Mucho me holgué de esto, y dispúseme a asistir a tan brillante ceremonia, en la cual debía leer su discurso el rey Luis XVIII, y presentarse de corte todos los grandes dignatarios de aquella fastuosa monarquía. Confieso que jamás he visto ceremonia que más me impresionase. ¡Qué solemnidad, qué grandeza y lujo! El puesto en que me colocaron los ujieres no era el más cómodo; pero vi perfectamente todo, y la admiración y arrobamiento de mi espíritu no me permitían atender a las molestias.
La presencia del anciano rey me causó sensación muy viva. Aclamáronle ruidosamente cuando apareció en el gran salón, y en realidad inspiraba entusiasmo y afecto. Bien puede decirse que pocos reyes han existido más simpáticos ni más dignos de ser amados. Luis XVIII tomó asiento en un trono sombreado con rico dosel de terciopelo carmesí. Los altos dignatarios se colocaron en pie en los escaños alfombrados. No se verá en parte alguna nada más grave ni más imponente y suntuoso.
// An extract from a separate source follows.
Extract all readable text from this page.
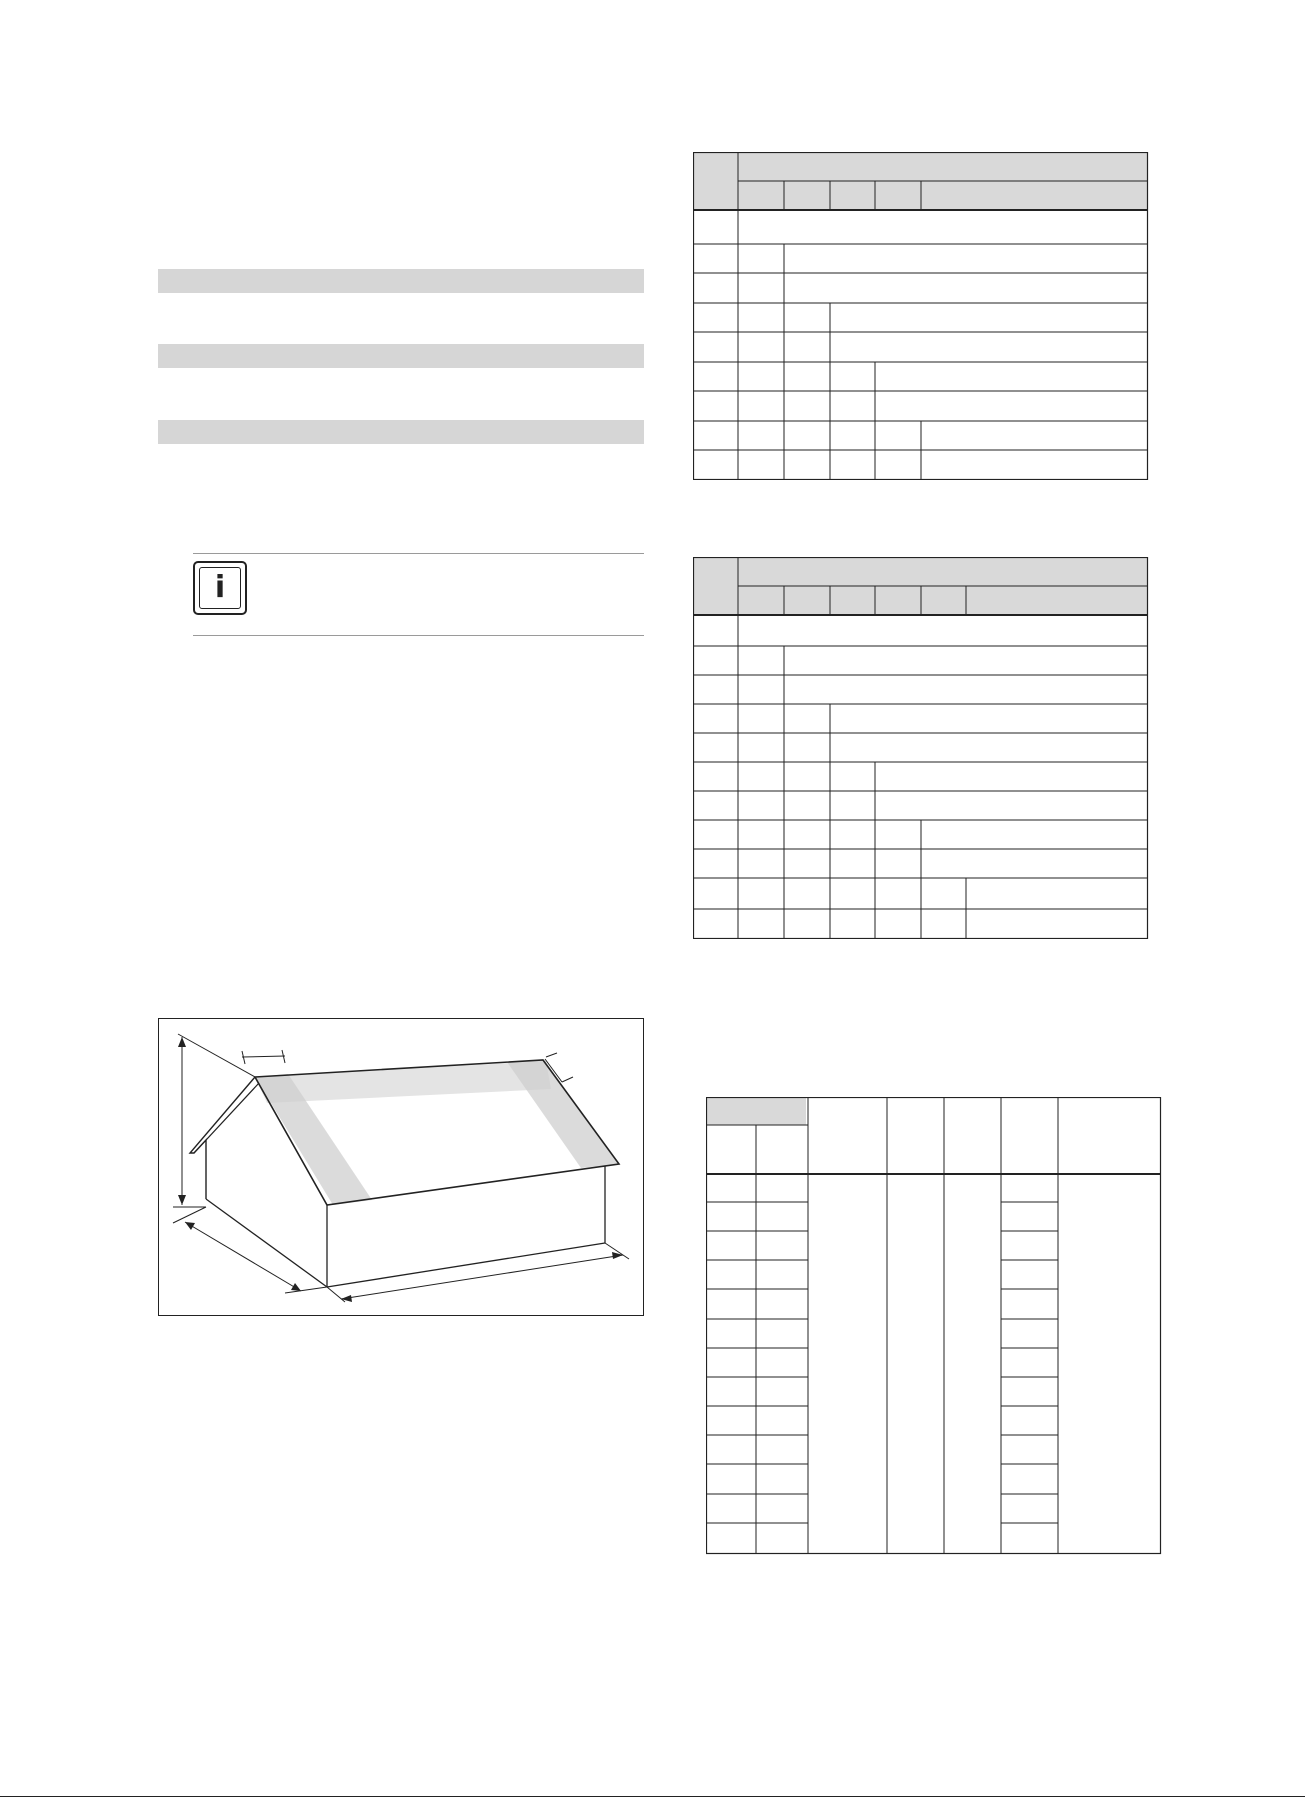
i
Su Majestad Cristianísima empezó a leer. ¡Qué voz tan dulce, qué acento tan patético! A cada párrafo era interrumpido por vivas exclamaciones. Yo lloraba y atendía con toda mi alma. Se me grabaron profundamente en la memoria aquellas célebres palabras: «He mandado retirar mi embajador. Cien mil franceses mandados por un príncipe de mi familia, por aquel a quien mi corazón se complace en llamar hijo, están a punto de marchar invocando al Dios de San Luis para conservar el trono de España a un descendiente de Enrique IV, para librar a aquel hermoso reino de su ruina y reconciliarlo con Europa.»
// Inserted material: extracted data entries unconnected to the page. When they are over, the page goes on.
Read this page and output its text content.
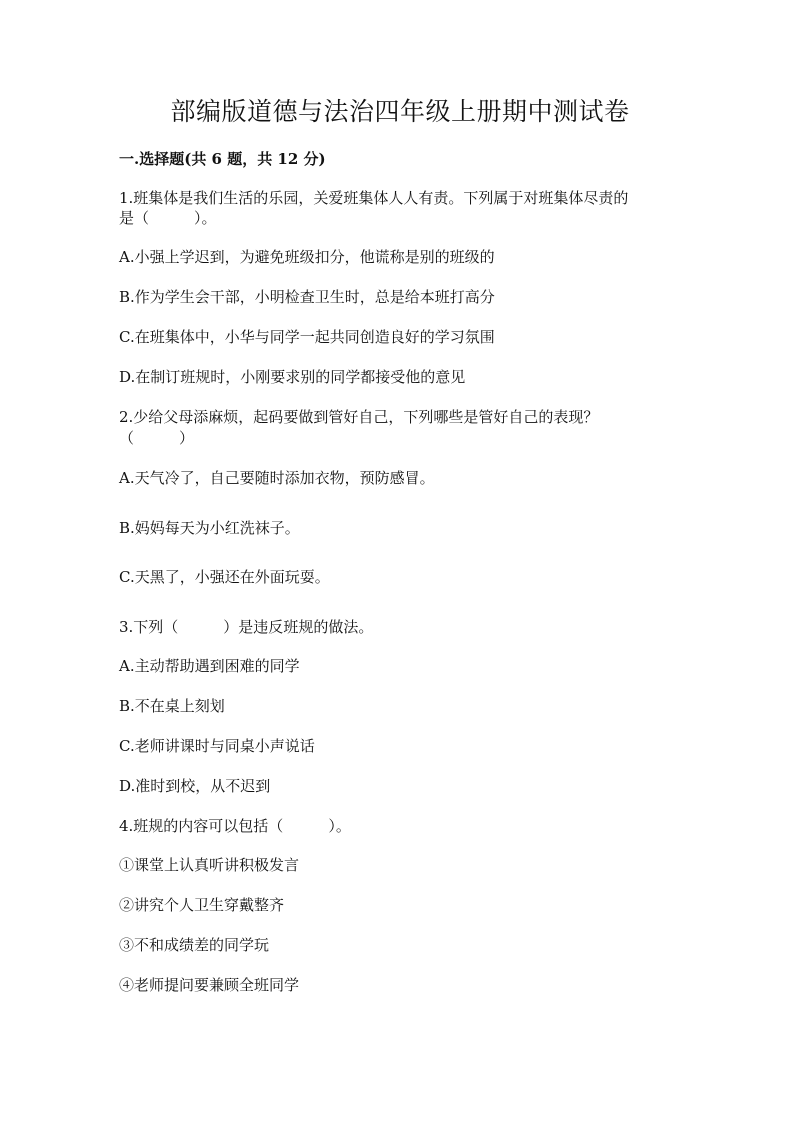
部编版道德与法治四年级上册期中测试卷
一.选择题(共 6 题，共 12 分)
1.班集体是我们生活的乐园，关爱班集体人人有责。下列属于对班集体尽责的
是（　　　）。
A.小强上学迟到，为避免班级扣分，他谎称是别的班级的
B.作为学生会干部，小明检查卫生时，总是给本班打高分
C.在班集体中，小华与同学一起共同创造良好的学习氛围
D.在制订班规时，小刚要求别的同学都接受他的意见
2.少给父母添麻烦，起码要做到管好自己，下列哪些是管好自己的表现？
（　　　）
A.天气冷了，自己要随时添加衣物，预防感冒。
B.妈妈每天为小红洗袜子。
C.天黑了，小强还在外面玩耍。
3.下列（　　　）是违反班规的做法。
A.主动帮助遇到困难的同学
B.不在桌上刻划
C.老师讲课时与同桌小声说话
D.准时到校，从不迟到
4.班规的内容可以包括（　　　）。
①课堂上认真听讲积极发言
②讲究个人卫生穿戴整齐
③不和成绩差的同学玩
④老师提问要兼顾全班同学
Ruidosos y entusiastas vítores manifestaron cuánto entusiasmaba a todos los franceses allí presentes la intervención. Yo, aunque española, comprendía la justicia y necesidad de esta medida. Así es que dije para mí pensando en mis paisanos:
—Ahora veréis, brutos, cómo andáis bien derechos.
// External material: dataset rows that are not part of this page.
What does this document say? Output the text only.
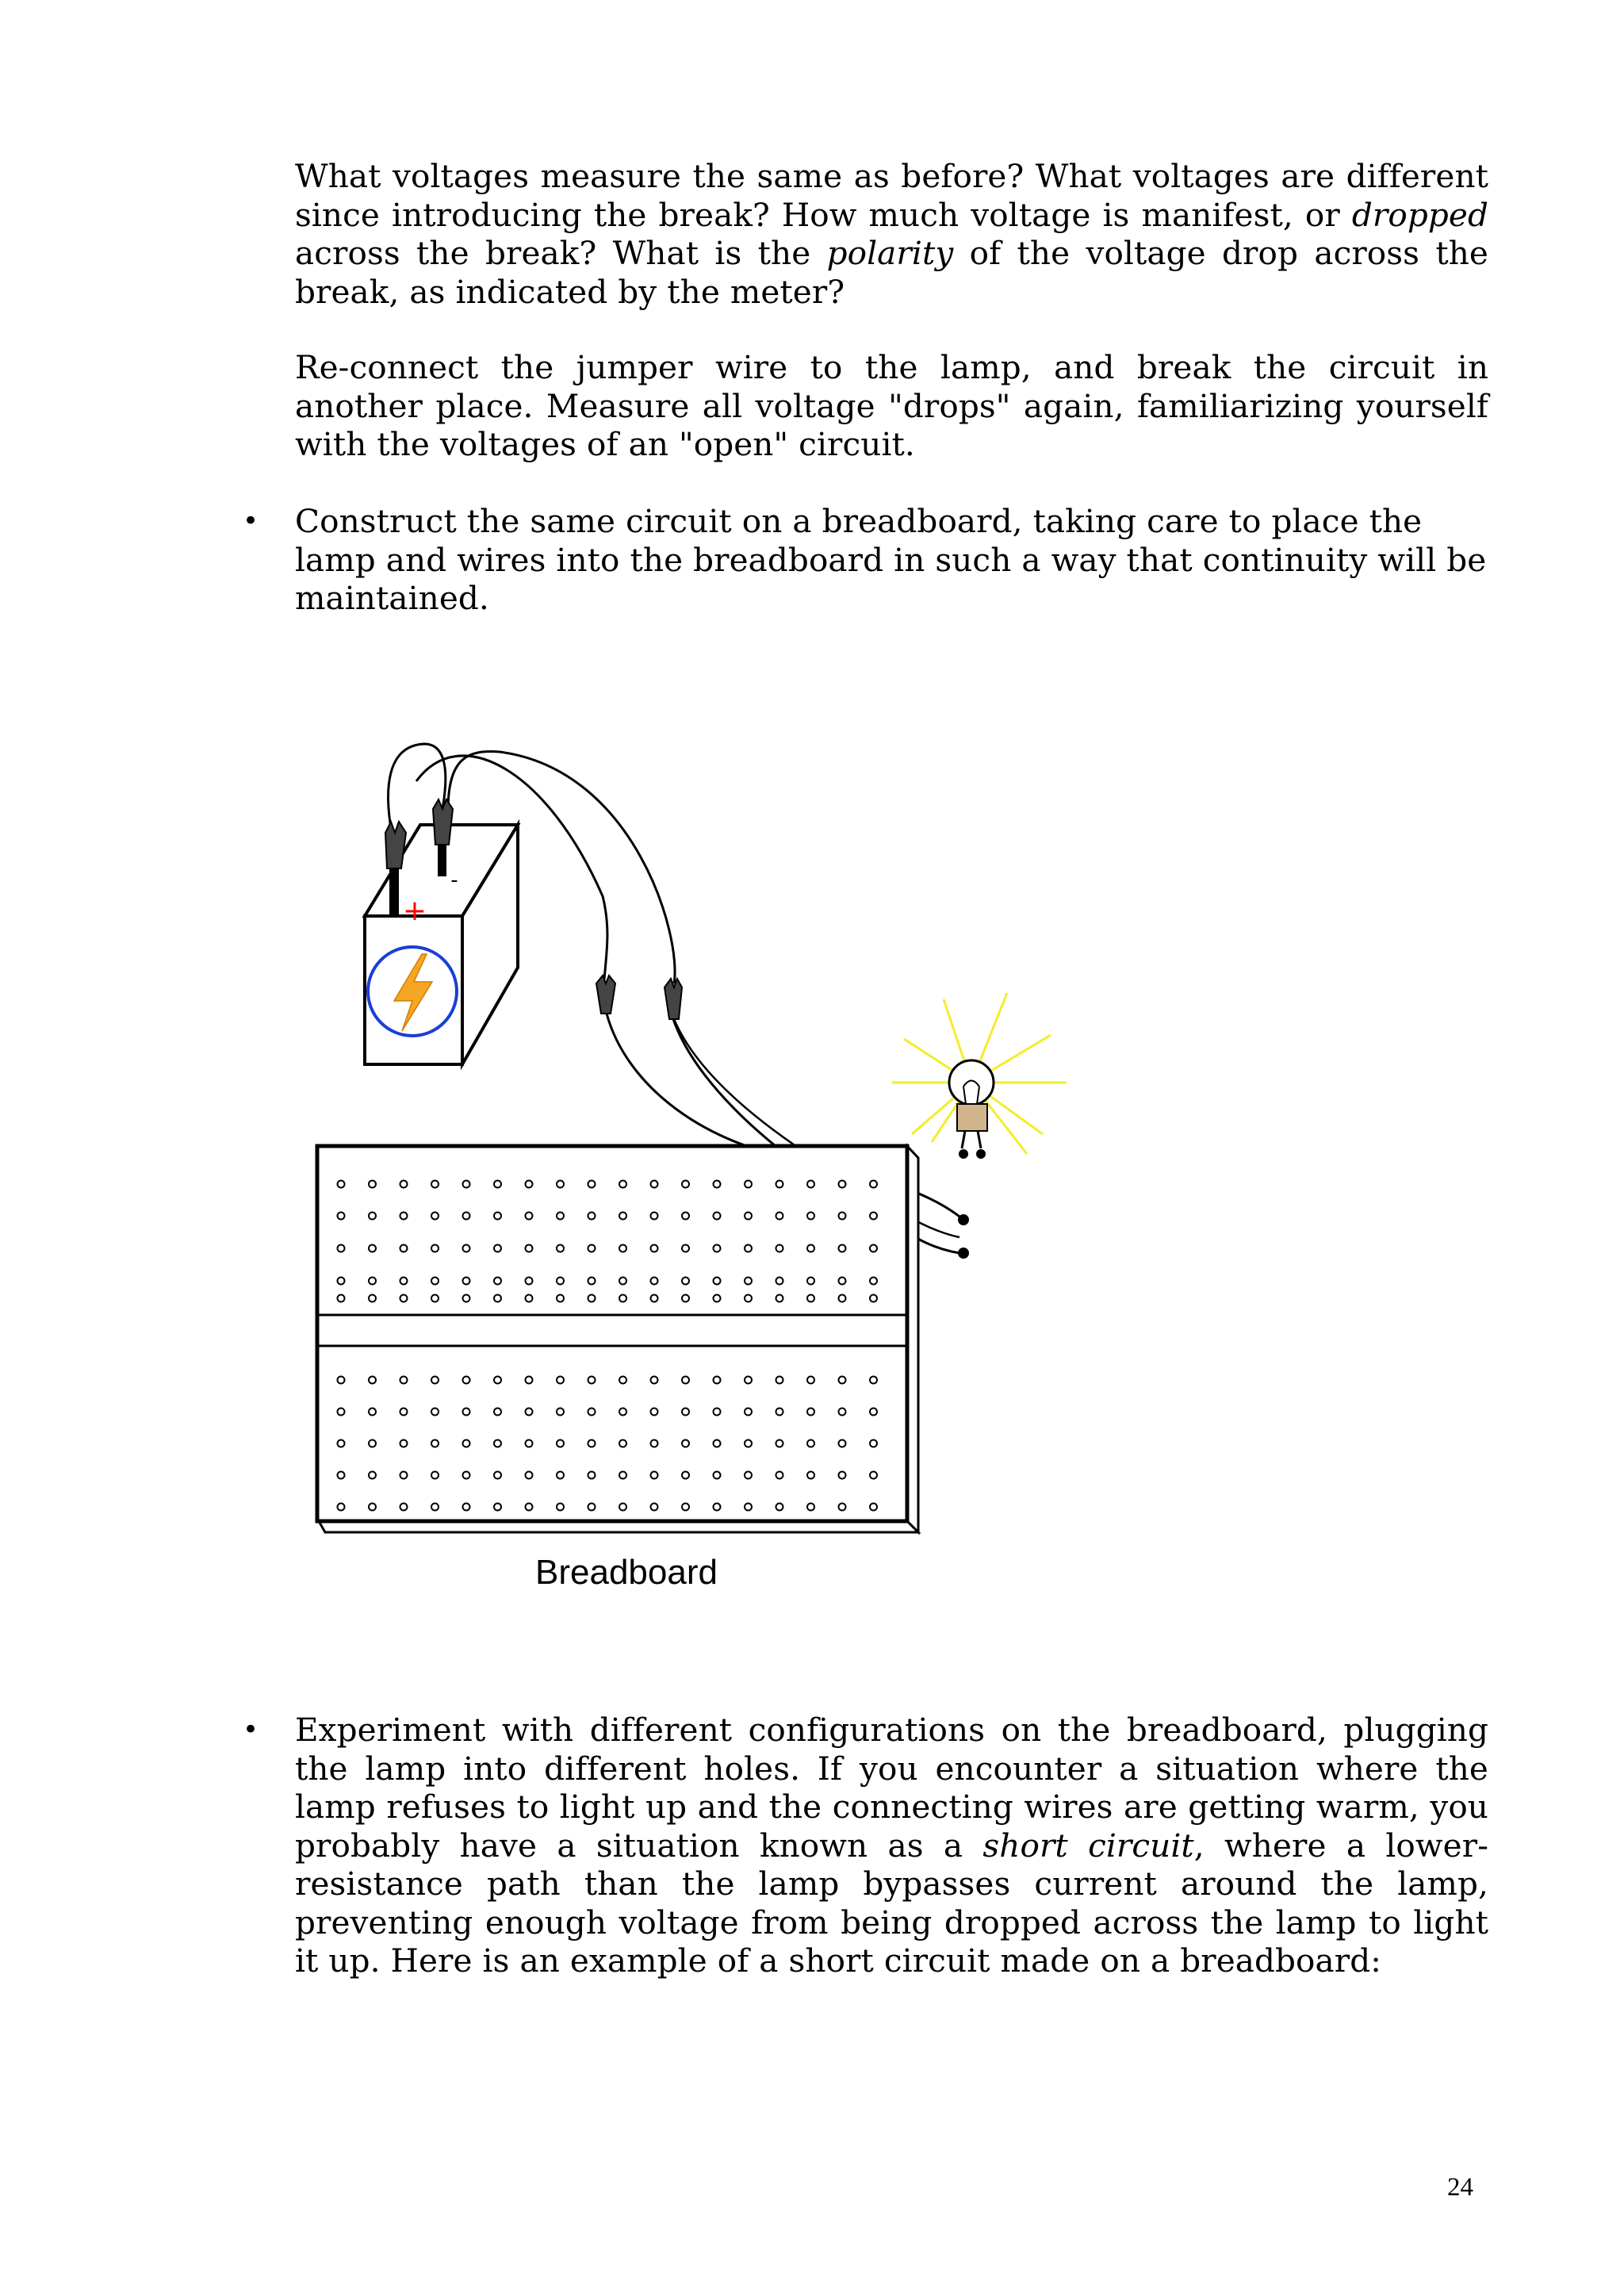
What voltages measure the same as before? What voltages are different since introducing the break? How much voltage is manifest, or dropped across the break? What is the polarity of the voltage drop across the break, as indicated by the meter?
Re-connect the jumper wire to the lamp, and break the circuit in another place. Measure all voltage "drops" again, familiarizing yourself with the voltages of an "open" circuit.
• Construct the same circuit on a breadboard, taking care to place the lamp and wires into the breadboard in such a way that continuity will be maintained.
+
-
Breadboard
• Experiment with different configurations on the breadboard, plugging the lamp into different holes. If you encounter a situation where the lamp refuses to light up and the connecting wires are getting warm, you probably have a situation known as a short circuit, where a lower-resistance path than the lamp bypasses current around the lamp, preventing enough voltage from being dropped across the lamp to light it up. Here is an example of a short circuit made on a breadboard:
24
Pero el bondadoso Luis XVIII siguió diciendo cosas altamente patrióticas solo bajo el punto de vista francés, y ya aquello no me gustaba tanto; porque, en fin, empecé a comprender que nos trataban como a un hato de carneros. He sido siempre de una volubilidad extraordinaria en mis ideas, las cuales varían al compás de los sentimientos que agitan mi alma. Así es que de pronto, y sin saber cómo, se enfrió un poco mi entusiasmo; y cuando Luis dijo con altanero acento y entre atronadores aplausos aquello de Somos franceses, señores, sentí oprimido mi corazón; sentí que corría por mis venas rápido fuego, y pensando en la intervención, dije para mí:
«No hay que echar mucha facha todavía, amiguitos. Españoles somos, señores.»
Pero no puedo negar que la pompa de aquella corte, la seriedad y grandeza de la asamblea, acorde con su rey y existente con él sin estorbarse el uno a la otra, hicieron grande impresión en mi espíritu. Me acordaba de las discordias infecundas de mi país, y entonces sentía pena.
«Allá —pensé— tenemos demasiadas Cortes para el rey, y demasiado rey para las Cortes.»
El día siguiente, 1.º de marzo, era el señalado por Chateaubriand para recibirme. Vivísimos deseos de verle tenía yo, por dos motivos: por mi comisión, y porque había leído la Atala poco antes, hallando en su lectura intenso deleite. No sé por qué me figuraba al vizconde como una especie de triste Chactas, de tal modo que no podía pensar en él sin traer a la memoria la célebre canción.